Closed NoisyFlowers closed 6 months ago
The most obvious question here is why we are storing duplicated data in the first place. The answer to that is lost in the mists of time. I think we expected an azgs.json file to accompany each collection when it was first uploaded to the database, which we could then use to properly create the collection in the database.
At some point, we decided to store that complete metadata in the db as well. Then, in the api, we decided to bundle it with every collection that is downloaded and to provide it via a metadata/collectionID endpoint. These actions aren't necessarily wrong, except that the metadata is then sent back through the api if the collection is edited, and used to update the collection in the db. If the values in that metadata were not kept up to date in the db, this gets propagated back into other tables the db when the update occurs.

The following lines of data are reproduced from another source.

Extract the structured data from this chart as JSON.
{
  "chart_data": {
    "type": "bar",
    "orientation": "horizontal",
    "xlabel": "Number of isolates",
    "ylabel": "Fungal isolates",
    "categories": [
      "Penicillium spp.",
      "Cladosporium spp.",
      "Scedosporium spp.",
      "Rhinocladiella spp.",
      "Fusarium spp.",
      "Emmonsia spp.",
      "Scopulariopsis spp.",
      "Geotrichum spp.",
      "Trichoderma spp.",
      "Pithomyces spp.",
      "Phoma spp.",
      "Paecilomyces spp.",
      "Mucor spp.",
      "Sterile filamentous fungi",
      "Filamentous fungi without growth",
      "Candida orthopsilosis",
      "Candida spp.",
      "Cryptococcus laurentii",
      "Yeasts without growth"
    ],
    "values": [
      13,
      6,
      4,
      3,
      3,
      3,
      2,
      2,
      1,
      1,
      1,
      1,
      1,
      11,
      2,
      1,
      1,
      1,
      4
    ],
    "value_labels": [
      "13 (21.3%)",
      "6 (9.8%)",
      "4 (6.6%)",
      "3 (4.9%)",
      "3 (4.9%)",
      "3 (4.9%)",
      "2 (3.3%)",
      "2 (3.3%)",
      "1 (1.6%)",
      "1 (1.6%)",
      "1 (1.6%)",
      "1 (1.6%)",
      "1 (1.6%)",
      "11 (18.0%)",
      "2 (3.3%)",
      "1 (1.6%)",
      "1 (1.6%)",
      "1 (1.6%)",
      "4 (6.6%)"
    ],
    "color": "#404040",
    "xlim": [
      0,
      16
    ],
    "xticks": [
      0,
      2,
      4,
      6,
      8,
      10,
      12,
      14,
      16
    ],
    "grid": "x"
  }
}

Here is one proposal: remove all duplicate values from the json, and regenerate them when needed. Code review suggests there would be two parts to this:
1) In azlibAdd, there is the following upsert:
const insertSQL = `insert into public.collections (
private,
formal_name,
informal_name,
azgs_old_url,
ua_library,
collection_group_id,
perm_id,
supersedes)
values ($1, $2, $3, $4, $5, $6, $7, $8)
on conflict (perm_id) do update set
private = $1,
formal_name = $2,
informal_name = $3,
azgs_old_url = $4,
ua_library = $5,
collection_group_id = $6
returning collection_id, perm_id, (xmax=0) as inserted`;
The values for all these fields come from the json. After this executes, remove all of those values from the json before it is stored in the db.
2) In the api, pull these values from public.collections and add them to the json before it is sent to the client. In collections.model.js, this would happen where the following sql executes:
return db.one(`
select
json_data
from
metadata.azgs
where
collection_id = (
select
collection_id
from
public.collections
where perm_id = $1
)
`, [collectionID]);
In metadata.model.js, this would be anywhere the json_data is queried.
Another option would be to keep the duplicate values and use triggers on updates to public.collections that set the dup values in metadata.azgs.json_data.
This might be easier, contextually, as it keeps the metadata always up to date and ready to go, without needing further query shenanigans.
The key to this approach is to insure public.collections is the authoritative source of these fields. From what I can tell, setting triggers on values within jsonb is either not possible or so hair-brained that nobody is talking about it. So the sync direction must be public.collections to metadata.azgs.
The only times json metadata values would be authoritative is when a new collection is uploaded or a collection is modified through the api. In the first case, the collection will contain an azgs.json file we use to initialize fields in public.collections. In the second, we use the azgs json schema to pass updated values to the api server. In both cases, we already sync the values in public.collections to the json before storing it, so there's nothing more to do.
I prefer the first option of just getting rid of the json, but I want to really be sure that we past us didn't have reasons for keeping it other than the bulk upload. Is it possibly used in some of the search functionality?
After working on the new lineage stuff, it's clear to me that we intended metadata.azgs.json_data to be the authoritative source rather than public.collections. We already have a trigger in place that updates elements of public.collections whenever the json changes. Rather than rock the boat, I decided to stay with that approach for the lineage changes. So I modified the trigger to update the lineage table based on the json data.
My opinion is that there is not a strong enough reason at this time to warrant any of the changes described above. A safer approach is to just make sure that trigger is doing its job. I think it is at this time.
I am fine with this conclusion then.
Currently, azgs.json is stored in metadata.azgs.json_data. It contains several fields that are also stored elsewhere in the database. We have seen problems when these fields become out of sync. Investigate ways of handling these sync issues.